IPCC leaders tell us we must rapidly abandon energy sources such as coal, natural gas, and oil in favor of intermittent renewable energy sources or face a climate crisis, claiming “we have the means to limit climate change” and “all we need is the will to change.” The problem is that this just isn’t true.
In the United States, 80 percent of the energy we use comes from coal, oil, and natural gas. Despite government mandates and billions of dollars in subsidies, wind and solar power make up just a tiny fraction of our energy production. In fact, in 2011, wind and solar made up just 1.17 percent and .18 percent of the total energy produced. These two highly subsidized energy sources together produced less energy than burning wood, which produced 1.98 percent of the energy consumed in the United States.
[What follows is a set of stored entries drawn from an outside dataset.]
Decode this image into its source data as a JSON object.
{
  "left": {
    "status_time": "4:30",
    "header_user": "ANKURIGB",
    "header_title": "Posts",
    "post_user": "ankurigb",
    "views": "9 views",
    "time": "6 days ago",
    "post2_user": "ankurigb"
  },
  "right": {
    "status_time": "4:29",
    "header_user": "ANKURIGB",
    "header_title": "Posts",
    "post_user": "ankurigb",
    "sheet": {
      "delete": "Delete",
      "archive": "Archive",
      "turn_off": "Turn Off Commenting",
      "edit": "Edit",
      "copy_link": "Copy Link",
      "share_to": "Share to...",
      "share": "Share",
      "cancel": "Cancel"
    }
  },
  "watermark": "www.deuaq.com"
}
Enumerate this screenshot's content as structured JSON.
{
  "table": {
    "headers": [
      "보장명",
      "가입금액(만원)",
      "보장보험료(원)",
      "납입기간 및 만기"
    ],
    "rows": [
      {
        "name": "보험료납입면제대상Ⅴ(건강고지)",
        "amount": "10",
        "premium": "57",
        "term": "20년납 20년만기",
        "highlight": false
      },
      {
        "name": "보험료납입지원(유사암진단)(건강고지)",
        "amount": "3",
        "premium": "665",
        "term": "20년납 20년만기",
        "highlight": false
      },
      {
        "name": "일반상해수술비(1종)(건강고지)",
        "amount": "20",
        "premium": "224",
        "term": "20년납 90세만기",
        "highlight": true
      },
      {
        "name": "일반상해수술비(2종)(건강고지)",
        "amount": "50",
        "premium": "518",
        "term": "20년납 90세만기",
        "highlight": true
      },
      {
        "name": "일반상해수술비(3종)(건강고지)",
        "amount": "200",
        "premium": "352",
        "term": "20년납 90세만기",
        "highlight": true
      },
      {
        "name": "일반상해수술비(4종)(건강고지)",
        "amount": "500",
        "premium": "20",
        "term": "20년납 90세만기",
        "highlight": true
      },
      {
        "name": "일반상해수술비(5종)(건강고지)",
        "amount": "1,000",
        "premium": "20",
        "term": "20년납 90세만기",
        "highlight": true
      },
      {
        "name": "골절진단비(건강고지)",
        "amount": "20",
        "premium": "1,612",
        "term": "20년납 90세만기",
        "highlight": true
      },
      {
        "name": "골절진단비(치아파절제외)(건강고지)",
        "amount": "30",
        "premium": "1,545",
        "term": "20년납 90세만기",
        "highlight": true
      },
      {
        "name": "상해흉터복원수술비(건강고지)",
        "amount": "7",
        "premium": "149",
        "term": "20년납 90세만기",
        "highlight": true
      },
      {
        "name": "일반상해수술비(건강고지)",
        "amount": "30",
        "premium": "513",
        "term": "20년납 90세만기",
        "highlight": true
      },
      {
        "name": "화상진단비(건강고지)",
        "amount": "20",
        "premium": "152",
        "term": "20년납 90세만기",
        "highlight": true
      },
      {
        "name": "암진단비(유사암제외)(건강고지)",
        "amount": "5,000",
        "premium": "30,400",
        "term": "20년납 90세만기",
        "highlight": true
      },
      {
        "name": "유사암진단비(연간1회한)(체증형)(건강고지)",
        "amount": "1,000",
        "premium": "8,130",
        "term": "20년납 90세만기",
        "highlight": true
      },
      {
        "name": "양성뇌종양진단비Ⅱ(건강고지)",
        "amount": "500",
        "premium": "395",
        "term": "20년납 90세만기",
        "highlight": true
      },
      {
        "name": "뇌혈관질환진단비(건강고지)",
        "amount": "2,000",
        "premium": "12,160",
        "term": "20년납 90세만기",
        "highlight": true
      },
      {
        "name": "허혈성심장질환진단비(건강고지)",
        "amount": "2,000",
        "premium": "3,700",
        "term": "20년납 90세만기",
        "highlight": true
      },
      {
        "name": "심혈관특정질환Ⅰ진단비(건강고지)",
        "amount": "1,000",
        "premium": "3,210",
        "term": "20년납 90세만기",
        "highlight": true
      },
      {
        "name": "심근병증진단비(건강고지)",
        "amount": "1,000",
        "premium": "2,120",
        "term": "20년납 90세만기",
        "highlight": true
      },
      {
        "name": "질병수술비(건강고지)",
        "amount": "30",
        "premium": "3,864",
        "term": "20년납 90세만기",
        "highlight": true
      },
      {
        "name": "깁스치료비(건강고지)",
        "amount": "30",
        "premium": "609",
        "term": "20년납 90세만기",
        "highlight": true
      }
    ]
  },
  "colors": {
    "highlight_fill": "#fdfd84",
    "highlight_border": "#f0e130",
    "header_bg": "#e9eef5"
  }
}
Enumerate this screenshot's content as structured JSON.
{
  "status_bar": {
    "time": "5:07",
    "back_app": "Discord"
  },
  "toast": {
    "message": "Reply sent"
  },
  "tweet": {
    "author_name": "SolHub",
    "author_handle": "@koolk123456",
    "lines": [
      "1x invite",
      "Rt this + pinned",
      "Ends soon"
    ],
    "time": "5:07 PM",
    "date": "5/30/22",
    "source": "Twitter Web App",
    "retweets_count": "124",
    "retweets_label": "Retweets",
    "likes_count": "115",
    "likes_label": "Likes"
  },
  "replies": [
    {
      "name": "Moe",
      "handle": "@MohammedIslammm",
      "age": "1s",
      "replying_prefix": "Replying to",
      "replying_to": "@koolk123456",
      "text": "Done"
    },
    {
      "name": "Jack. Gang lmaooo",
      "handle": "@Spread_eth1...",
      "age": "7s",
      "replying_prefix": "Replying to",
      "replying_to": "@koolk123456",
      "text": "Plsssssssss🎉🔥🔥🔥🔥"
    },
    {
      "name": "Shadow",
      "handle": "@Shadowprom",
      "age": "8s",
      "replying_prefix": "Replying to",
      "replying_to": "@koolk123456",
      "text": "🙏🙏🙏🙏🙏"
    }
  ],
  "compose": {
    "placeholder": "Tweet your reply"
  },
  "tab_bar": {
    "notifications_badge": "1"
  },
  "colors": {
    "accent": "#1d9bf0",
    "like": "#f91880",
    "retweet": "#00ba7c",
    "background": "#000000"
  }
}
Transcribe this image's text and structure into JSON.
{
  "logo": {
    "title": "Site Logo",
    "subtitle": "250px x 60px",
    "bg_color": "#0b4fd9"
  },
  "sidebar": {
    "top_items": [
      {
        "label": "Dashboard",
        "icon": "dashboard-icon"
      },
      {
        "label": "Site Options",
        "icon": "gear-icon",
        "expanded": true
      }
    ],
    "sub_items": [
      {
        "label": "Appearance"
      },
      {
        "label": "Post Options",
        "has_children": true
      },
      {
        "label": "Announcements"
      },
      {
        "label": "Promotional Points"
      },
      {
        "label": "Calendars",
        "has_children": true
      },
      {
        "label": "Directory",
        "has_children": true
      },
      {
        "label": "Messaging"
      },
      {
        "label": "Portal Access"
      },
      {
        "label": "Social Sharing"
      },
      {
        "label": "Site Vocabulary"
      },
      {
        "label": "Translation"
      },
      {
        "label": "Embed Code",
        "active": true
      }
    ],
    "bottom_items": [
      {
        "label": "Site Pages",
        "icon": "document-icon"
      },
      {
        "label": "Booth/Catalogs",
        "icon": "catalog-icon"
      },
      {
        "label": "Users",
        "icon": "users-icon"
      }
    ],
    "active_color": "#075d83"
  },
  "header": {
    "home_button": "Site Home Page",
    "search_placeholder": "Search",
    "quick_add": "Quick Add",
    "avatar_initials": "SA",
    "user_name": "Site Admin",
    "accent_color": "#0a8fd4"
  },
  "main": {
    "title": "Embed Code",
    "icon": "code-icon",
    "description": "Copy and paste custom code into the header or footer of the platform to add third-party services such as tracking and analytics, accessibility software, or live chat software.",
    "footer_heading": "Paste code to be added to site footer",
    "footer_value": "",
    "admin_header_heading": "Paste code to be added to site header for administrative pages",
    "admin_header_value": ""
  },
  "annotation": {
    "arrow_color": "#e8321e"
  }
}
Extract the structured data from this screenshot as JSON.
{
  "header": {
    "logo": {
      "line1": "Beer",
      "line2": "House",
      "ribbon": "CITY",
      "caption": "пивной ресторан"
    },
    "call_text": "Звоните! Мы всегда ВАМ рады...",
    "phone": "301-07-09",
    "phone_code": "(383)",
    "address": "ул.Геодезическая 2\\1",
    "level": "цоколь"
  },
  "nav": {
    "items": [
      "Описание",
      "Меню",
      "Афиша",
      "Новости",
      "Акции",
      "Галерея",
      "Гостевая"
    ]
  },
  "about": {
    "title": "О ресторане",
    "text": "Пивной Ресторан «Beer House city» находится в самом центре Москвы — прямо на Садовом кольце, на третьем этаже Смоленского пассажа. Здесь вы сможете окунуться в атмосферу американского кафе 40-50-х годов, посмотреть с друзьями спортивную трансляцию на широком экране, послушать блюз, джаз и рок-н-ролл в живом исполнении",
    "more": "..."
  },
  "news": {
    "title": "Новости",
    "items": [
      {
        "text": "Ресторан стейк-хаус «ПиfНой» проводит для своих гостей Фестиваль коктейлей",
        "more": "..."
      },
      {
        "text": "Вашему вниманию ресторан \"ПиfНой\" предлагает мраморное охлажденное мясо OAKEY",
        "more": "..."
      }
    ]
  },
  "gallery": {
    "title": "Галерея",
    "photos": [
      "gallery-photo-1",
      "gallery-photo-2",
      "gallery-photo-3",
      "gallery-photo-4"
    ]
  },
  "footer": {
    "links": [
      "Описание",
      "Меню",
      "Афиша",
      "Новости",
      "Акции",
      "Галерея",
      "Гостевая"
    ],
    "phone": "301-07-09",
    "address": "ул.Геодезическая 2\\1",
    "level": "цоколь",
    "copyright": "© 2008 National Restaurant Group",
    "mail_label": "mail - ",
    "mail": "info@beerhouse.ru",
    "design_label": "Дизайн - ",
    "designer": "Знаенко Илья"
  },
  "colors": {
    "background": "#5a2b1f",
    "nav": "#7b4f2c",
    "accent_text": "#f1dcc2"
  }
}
Wind and solar are also unreliable, producing electricity only when the sun is shining or the wind is blowing. Without large-scale storage, which is estimated to be decades away, these sources of energy are simply not viable alternatives to fossil fuels for our energy needs, no matter how “certain” IPCC reports may claim to be.
Understanding climate science is an important part of planning for the future. Using reports that overestimate certainty while ignoring the growing scientific evidence that suggests the climate is less sensitive to increases in carbon dioxide emissions than policymakers generally assume is not helpful in this pursuit.
To make the right decisions about the best ways adapt to climate variability, we must use the best available science to act as our guide. Using inaccurate climate models is as foolish as using a bad meat thermometer to decide when your food is safe to eat.